Tout cet appareil de contrôle ne se justifiait qu’accompagné par un financement fort et il est permis de penser que la valeur de l’enseignement artistique et du diplôme qui le sanctionne dépend aussi de ce puissant accompagnement.

L’Etat doit procéder à un examen de conscience culturel, lui qui en ce domaine donne le sentiment d’avoir perdu son nord.

La décentralisation a aggravé les menaces. Certains enseignements artistiques sont confiés aux départements ! En ont-ils voulus ? Sont-ils armés et équipés pour évaluer et financer un conservatoire et d’autres établissements d’enseignement ?

Comment, décrédibilisé financièrement, l’Etat est-il en mesure de maintenir des critères de qualité ?

Ne pensons pas au pire qui est parfois probable : des collectivités locales d’obédiences opposées n’iraient-elles pas se mettre à régler des comptes sur le dos de la culture, qui leur est si rapidement confiée ? Tel conseil général en délicatesse avec sa ville centre ne songera-t-il jamais à la pénaliser sur les crédits accordés à son conservatoire, au bénéfice de telles écoles de musique rurales ?

La déconcentration, elle aussi, pose des problèmes et l’on peut se demander si elle est porteuse des espoirs qu’on lui attribue.

Oui, il faut un Etat fort culturellement ; il doit jouer, en toute équité, son rôle de régulateur et de garant. Pour cela, un sursaut est indispensable !
Aujourd’hui la déstabilisation de la culture trouve son origine dans l’amputation de ses crédits, dans la menace qui pèse encore sur le statut des intermittents, dans une décentralisation aux effets encore improbables, dans l’incertitude du nouveau rôle des DRAC, qui ont besoin de trouver leurs marques.

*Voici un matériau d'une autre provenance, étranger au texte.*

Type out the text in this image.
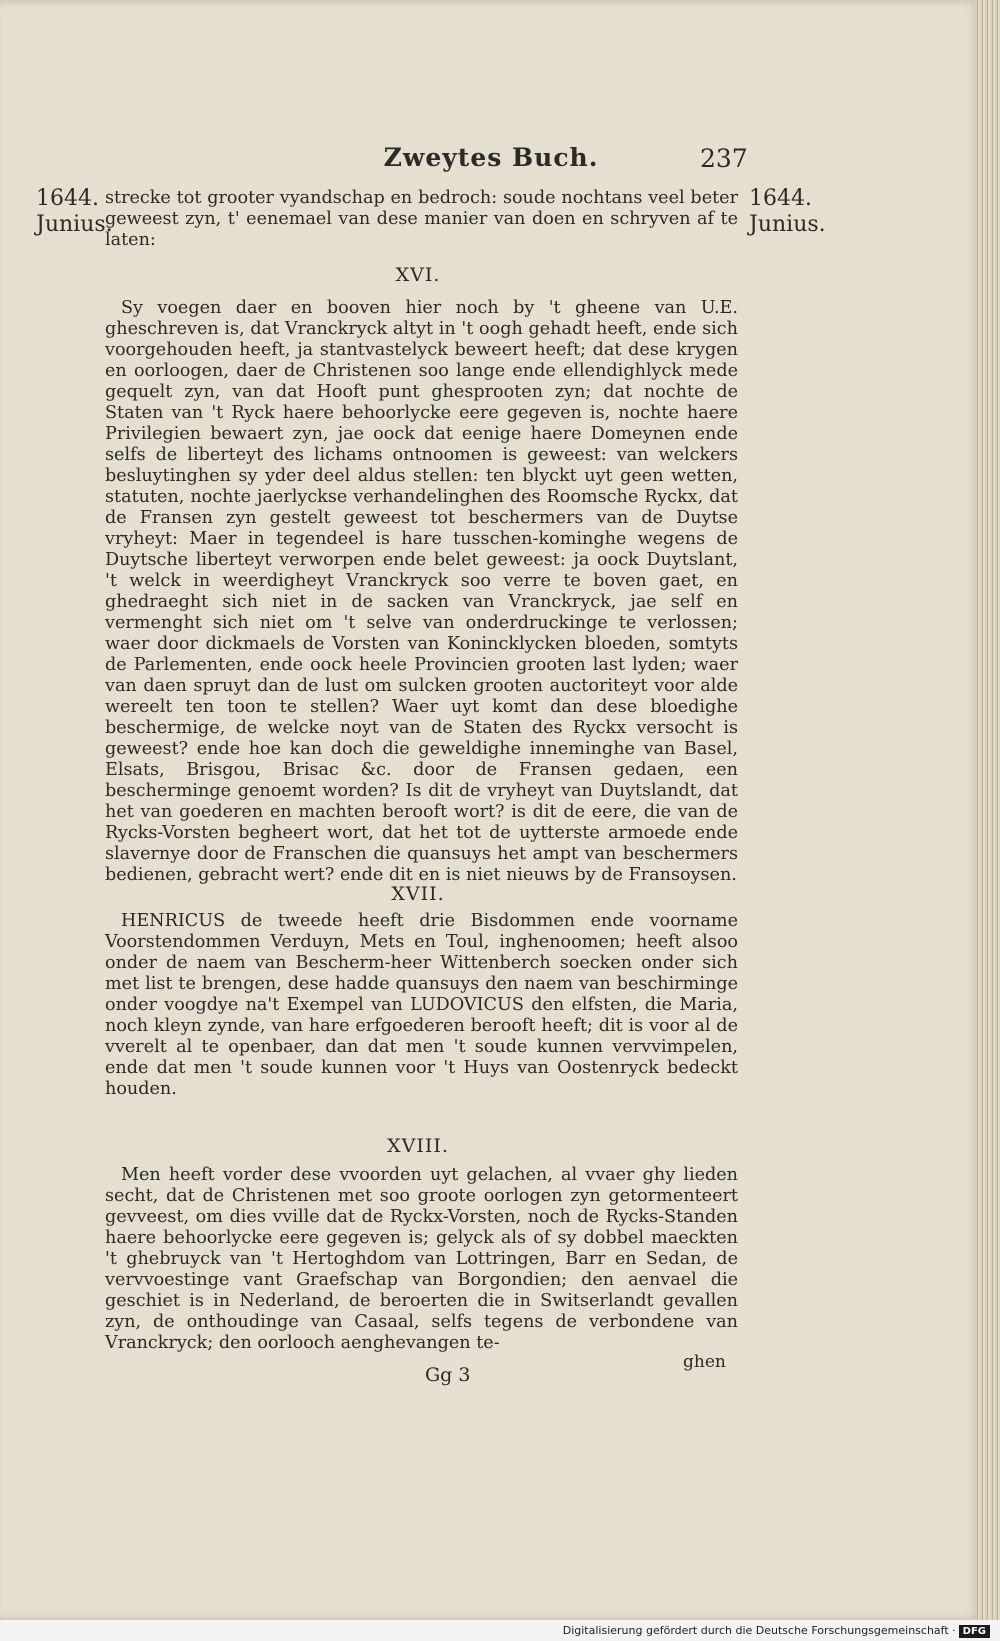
Zweytes Buch.	237
1644.
Junius.
1644.
Junius.
strecke tot grooter vyandschap en bedroch: soude nochtans veel beter geweest zyn, t' eenemael van dese manier van doen en schryven af te laten:
XVI.
Sy voegen daer en booven hier noch by 't gheene van U.E. gheschreven is, dat Vranckryck altyt in 't oogh gehadt heeft, ende sich voorgehouden heeft, ja stantvastelyck beweert heeft; dat dese krygen en oorloogen, daer de Christenen soo lange ende ellendighlyck mede gequelt zyn, van dat Hooft punt ghesprooten zyn; dat nochte de Staten van 't Ryck haere behoorlycke eere gegeven is, nochte haere Privilegien bewaert zyn, jae oock dat eenige haere Domeynen ende selfs de liberteyt des lichams ontnoomen is geweest: van welckers besluytinghen sy yder deel aldus stellen: ten blyckt uyt geen wetten, statuten, nochte jaerlyckse verhandelinghen des Roomsche Ryckx, dat de Fransen zyn gestelt geweest tot beschermers van de Duytse vryheyt: Maer in tegendeel is hare tusschen-kominghe wegens de Duytsche liberteyt verworpen ende belet geweest: ja oock Duytslant, 't welck in weerdigheyt Vranckryck soo verre te boven gaet, en ghedraeght sich niet in de sacken van Vranckryck, jae self en vermenght sich niet om 't selve van onderdruckinge te verlossen; waer door dickmaels de Vorsten van Konincklycken bloeden, somtyts de Parlementen, ende oock heele Provincien grooten last lyden; waer van daen spruyt dan de lust om sulcken grooten auctoriteyt voor alde wereelt ten toon te stellen? Waer uyt komt dan dese bloedighe beschermige, de welcke noyt van de Staten des Ryckx versocht is geweest? ende hoe kan doch die geweldighe inneminghe van Basel, Elsats, Brisgou, Brisac &c. door de Fransen gedaen, een bescherminge genoemt worden? Is dit de vryheyt van Duytslandt, dat het van goederen en machten berooft wort? is dit de eere, die van de Rycks-Vorsten begheert wort, dat het tot de uytterste armoede ende slavernye door de Franschen die quansuys het ampt van beschermers bedienen, gebracht wert? ende dit en is niet nieuws by de Fransoysen.
XVII.
HENRICUS de tweede heeft drie Bisdommen ende voorname Voorstendommen Verduyn, Mets en Toul, inghenoomen; heeft alsoo onder de naem van Bescherm-heer Wittenberch soecken onder sich met list te brengen, dese hadde quansuys den naem van beschirminge onder voogdye na't Exempel van LUDOVICUS den elfsten, die Maria, noch kleyn zynde, van hare erfgoederen berooft heeft; dit is voor al de vverelt al te openbaer, dan dat men 't soude kunnen vervvimpelen, ende dat men 't soude kunnen voor 't Huys van Oostenryck bedeckt houden.
XVIII.
Men heeft vorder dese vvoorden uyt gelachen, al vvaer ghy lieden secht, dat de Christenen met soo groote oorlogen zyn getormenteert gevveest, om dies vville dat de Ryckx-Vorsten, noch de Rycks-Standen haere behoorlycke eere gegeven is; gelyck als of sy dobbel maeckten 't ghebruyck van 't Hertoghdom van Lottringen, Barr en Sedan, de vervvoestinge vant Graefschap van Borgondien; den aenvael die geschiet is in Nederland, de beroerten die in Switserlandt gevallen zyn, de onthoudinge van Casaal, selfs tegens de verbondene van Vranckryck; den oorlooch aenghevangen te-
ghen
Gg 3
Digitalisierung gefördert durch die Deutsche Forschungsgemeinschaft · DFG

Il est temps que l’Etat se ressaisisse et cesse de se situer dans une politique au jour le jour, où les approximations et les expérimentations de tous ordres sont le lot quotidien.

C’est le gouvernement tout entier qui est interpellé, président de République en tête. Qu’il aide le ministre à revivifier la culture en France !

Peut-être d’ailleurs faut-il une rupture culturelle d’avec les habitudes récentes, avant qu’elles ne produisent trop de dégâts.